Determine two coterminal angles (one positive and one negative) for the given angle. Give your answer in radians.

A) 8pi/9 B) 8pi/45

For 8pi/9 I added 18pi/9 which equals 26pi/9 - 18pi/9 = -10pi/9.

I do not know how to find the positive one for 8pi/9 and I do not know what to do for b.

To find the positive coterminal angle for 8pi/9, you can add a full revolution of 2pi radians to the angle:

8pi/9 + 2pi = 16pi/9

So, one positive coterminal angle for 8pi/9 is 16pi/9.

For 8pi/45, you can also add multiples of 2pi to find coterminal angles. However, it is more helpful to find an equivalent angle within the interval [0, 2pi). You can do this by dividing the angle by its common factor, which is pi/45.

(8pi/45) / (pi/45) = 8

So, an equivalent angle within the interval [0, 2pi) for 8pi/45 is:

8 * pi/45 = 8pi/45

Therefore, one positive coterminal angle for 8pi/45 is 8pi/45.

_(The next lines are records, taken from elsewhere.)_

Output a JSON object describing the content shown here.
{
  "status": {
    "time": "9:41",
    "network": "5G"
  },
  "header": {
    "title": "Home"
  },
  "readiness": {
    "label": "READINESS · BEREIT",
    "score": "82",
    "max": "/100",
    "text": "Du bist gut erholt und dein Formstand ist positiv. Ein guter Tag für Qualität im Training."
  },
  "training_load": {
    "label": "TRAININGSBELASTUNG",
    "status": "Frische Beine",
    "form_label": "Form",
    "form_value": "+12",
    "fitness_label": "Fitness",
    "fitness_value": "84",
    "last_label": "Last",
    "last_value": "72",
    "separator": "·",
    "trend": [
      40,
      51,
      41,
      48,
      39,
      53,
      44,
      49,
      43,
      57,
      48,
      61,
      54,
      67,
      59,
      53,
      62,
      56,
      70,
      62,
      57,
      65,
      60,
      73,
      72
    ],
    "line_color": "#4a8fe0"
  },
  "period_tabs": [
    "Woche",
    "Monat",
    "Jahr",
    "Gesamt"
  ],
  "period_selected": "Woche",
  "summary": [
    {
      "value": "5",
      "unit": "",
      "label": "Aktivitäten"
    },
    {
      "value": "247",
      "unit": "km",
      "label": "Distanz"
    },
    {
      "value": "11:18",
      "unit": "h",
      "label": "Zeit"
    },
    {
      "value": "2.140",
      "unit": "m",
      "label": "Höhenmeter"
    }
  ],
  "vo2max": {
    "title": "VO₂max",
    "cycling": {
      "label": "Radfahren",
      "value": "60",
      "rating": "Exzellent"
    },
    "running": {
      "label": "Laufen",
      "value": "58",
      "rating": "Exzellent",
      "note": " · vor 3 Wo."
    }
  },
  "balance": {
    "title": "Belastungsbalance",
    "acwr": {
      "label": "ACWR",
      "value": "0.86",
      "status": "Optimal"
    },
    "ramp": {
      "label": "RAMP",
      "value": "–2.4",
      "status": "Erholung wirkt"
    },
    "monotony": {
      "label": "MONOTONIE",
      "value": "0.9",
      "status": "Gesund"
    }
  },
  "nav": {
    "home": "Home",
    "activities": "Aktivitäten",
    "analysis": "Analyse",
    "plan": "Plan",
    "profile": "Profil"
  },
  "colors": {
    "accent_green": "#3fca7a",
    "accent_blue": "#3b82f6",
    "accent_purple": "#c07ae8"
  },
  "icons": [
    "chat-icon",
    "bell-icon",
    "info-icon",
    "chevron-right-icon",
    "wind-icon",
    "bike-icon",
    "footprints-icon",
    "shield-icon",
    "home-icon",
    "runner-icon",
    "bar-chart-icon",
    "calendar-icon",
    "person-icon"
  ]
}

To find the positive coterminal angle for 8π/9, you need to keep adding or subtracting 2π (or any multiple of 2π) until you reach a positive angle that is coterminal with 8π/9.

Starting with 8π/9:
1st coterminal angle: 8π/9 + 2π = 10π/9 (positive angle)
2nd coterminal angle: 10π/9 + 2π = 22π/9 (positive angle)

Therefore, the positive coterminal angles for 8π/9 are 10π/9 and 22π/9.

Now let's move on to B) 8π/45:

To find the positive coterminal angle for 8π/45, you follow the same process of adding or subtracting 2π until you reach a positive angle that is coterminal with 8π/45.

Starting with 8π/45:
1st coterminal angle: 8π/45 + 2π = 358π/45 (positive angle)
2nd coterminal angle: 358π/45 + 2π = 716π/45 (positive angle)

Therefore, the positive coterminal angles for 8π/45 are 358π/45 and 716π/45.

Keep in mind that when you're adding or subtracting the multiples of 2π, you need to simplify the result if possible. In some cases, you might end up with fractions or mixed numbers.